Housing along the River Thames near the Canary Wharf business district on August 22, 2018 in London, England.Dan Kitwood / Getty
This summer, in an attempt to tackle its housing crisis, New Zealand passed landmark legislation banning foreign ownership of domestic property. It was about time: a recent report from the Economist found that New Zealand has one of the least affordable housing markets in the world — prices in some areas have risen by 75 percent over the last four years.
At a time of enormous concentration of wealth, and low yields elsewhere in the economy, speculative investments have been flowing into housing at a record pace. As anyone who has lived in London will know, the United Kingdom faces similar problems. The influx of foreign money into the UK housing market has boosted prices by up to 30 percent since 1999. Average house prices would have been almost £40,000 lower in its absence.
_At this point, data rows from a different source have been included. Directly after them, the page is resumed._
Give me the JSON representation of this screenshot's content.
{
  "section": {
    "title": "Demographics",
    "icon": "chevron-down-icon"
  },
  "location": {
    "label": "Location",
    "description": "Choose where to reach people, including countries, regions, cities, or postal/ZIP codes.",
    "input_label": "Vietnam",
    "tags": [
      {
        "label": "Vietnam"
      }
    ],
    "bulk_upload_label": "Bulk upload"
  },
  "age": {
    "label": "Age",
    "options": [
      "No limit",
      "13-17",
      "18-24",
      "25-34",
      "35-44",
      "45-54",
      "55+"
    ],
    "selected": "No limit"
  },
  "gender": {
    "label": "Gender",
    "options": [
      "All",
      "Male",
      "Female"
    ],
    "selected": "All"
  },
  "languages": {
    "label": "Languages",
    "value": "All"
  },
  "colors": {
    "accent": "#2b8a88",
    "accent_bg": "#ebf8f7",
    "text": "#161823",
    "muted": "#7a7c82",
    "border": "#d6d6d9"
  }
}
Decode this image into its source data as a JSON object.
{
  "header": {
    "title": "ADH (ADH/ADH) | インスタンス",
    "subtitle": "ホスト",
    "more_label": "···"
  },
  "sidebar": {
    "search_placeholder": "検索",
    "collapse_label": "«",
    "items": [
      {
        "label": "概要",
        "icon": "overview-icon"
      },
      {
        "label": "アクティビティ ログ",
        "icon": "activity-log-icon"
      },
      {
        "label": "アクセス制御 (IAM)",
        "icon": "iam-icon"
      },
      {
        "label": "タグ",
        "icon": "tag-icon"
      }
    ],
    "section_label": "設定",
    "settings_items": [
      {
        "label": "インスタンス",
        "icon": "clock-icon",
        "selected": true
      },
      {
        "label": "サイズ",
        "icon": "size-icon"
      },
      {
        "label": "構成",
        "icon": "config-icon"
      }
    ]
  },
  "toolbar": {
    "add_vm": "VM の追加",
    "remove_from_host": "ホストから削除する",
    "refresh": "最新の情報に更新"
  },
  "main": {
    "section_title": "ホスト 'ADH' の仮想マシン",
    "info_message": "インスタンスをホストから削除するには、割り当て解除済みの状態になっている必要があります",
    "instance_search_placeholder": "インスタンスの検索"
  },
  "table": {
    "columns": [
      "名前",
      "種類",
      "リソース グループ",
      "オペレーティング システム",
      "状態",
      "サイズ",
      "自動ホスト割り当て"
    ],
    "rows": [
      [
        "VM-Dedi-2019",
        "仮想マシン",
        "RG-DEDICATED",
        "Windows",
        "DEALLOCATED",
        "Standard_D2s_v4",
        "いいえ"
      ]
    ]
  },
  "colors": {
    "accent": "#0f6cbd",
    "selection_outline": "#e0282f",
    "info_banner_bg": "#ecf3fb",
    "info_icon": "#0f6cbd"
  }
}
But even averages disguise a more acute problem in some areas: overseas buyers purchased almost 4,000 of London’s 28,000 new homes between 2014 and 2016, and 70 percent of these were buy-to-let purchases. Whole tower blocks have been bought up by foreign investors and lie vacant, a trend you can observe by noting how few lights are turned on at night in many of central London’s larger apartment buildings. Two-thirds of the 210 flats in the Tower in Vauxhall, for instance, are owned by foreign investors.